If you have installed embedded database, then use. It will ask you to enter the admin mail and organization details to generate the self signed certificate for secured access:
[firstname.lastname@example.org ~]# spacewalk-setup --disconnected
** Database: Setting up database connection for PostgreSQL backend.
** Database: Installing the database:
** Database: This is a long process that is logged in:
** Database: /var/log/rhn/install_db.log
*** Progress: #
** Database: Installation complete.
** Database: Populating database.
*** Progress: ####################################
* Setting up users and groups.
** GPG: Initializing GPG and importing key.
** GPG: Creating /root/.gnupg directory
You must enter an email address.
Admin Email Address? email@example.com
* Performing initial configuration.
* Activating Spacewalk.
** Loading Spacewalk Certificate.
** Verifying certificate locally.
** Activating Spacewalk.
* Enabling Monitoring.
* Configuring apache SSL virtual host.
Should setup configure apache's default ssl server for you (saves original ssl.conf) [Y]?
** /etc/httpd/conf.d/ssl.conf has been backed up to ssl.conf-swsave
* Configuring tomcat.
** /etc/sysconfig//tomcat6 has been backed up to tomcat6-swsave
** /etc/tomcat6//server.xml has been backed up to server.xml-swsave
** /etc/tomcat6//web.xml has been backed up to web.xml-swsave
* Configuring jabberd.
* Creating SSL certificates.
CA certificate password?
Re-enter CA certificate password?
Organization Unit [server.idroot.net]?
Email Address [firstname.lastname@example.org]?
Country code (Examples: "US", "JP", "IN", or type "?" to see a list)?
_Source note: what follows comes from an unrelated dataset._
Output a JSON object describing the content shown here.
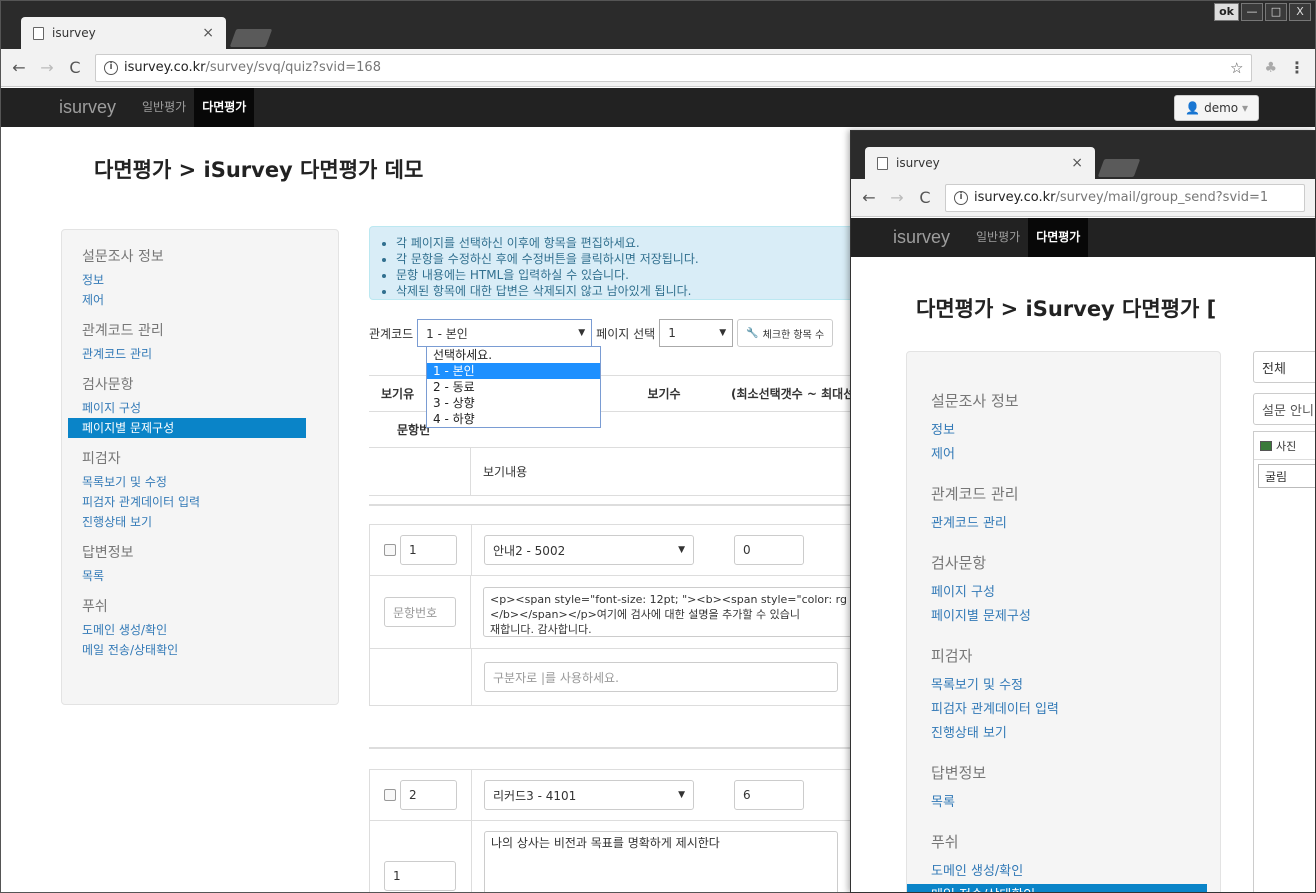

SI
** SSL: Generating CA certificate.
** SSL: Deploying CA certificate.
** SSL: Generating server certificate.
** SSL: Storing SSL certificates.
* Deploying configuration files.
* Update configuration in database.
* Setting up Cobbler..
`/etc/cobbler/modules.conf' -> `/etc/cobbler/modules.conf-swsave'
`/etc/cobbler/settings' -> `/etc/cobbler/settings-swsave'
Cobbler requires tftp and xinetd services be turned on for PXE provisioning functionality. Enable these services [Y]?
* Restarting services.
Visit https://server.idroot.net to create the Spacewalk administrator account.
On complete, start the SpaceWalk service:
chkconfig spacewalk on
Step 5. Accessing Spacewalk.
Spacewalk will be available on HTTPS port 443 by default. Open your favorite browser and navigate to https://hostname.yourdomain.com and complete the required the steps to finish the installation. If you are using a firewall, please open port 80 and 443 to enable access to the control panel.
Congratulation’s! You have successfully installed Spacewalk. Thanks for using this tutorial for installing Spacewalk server on CentOS 6 system.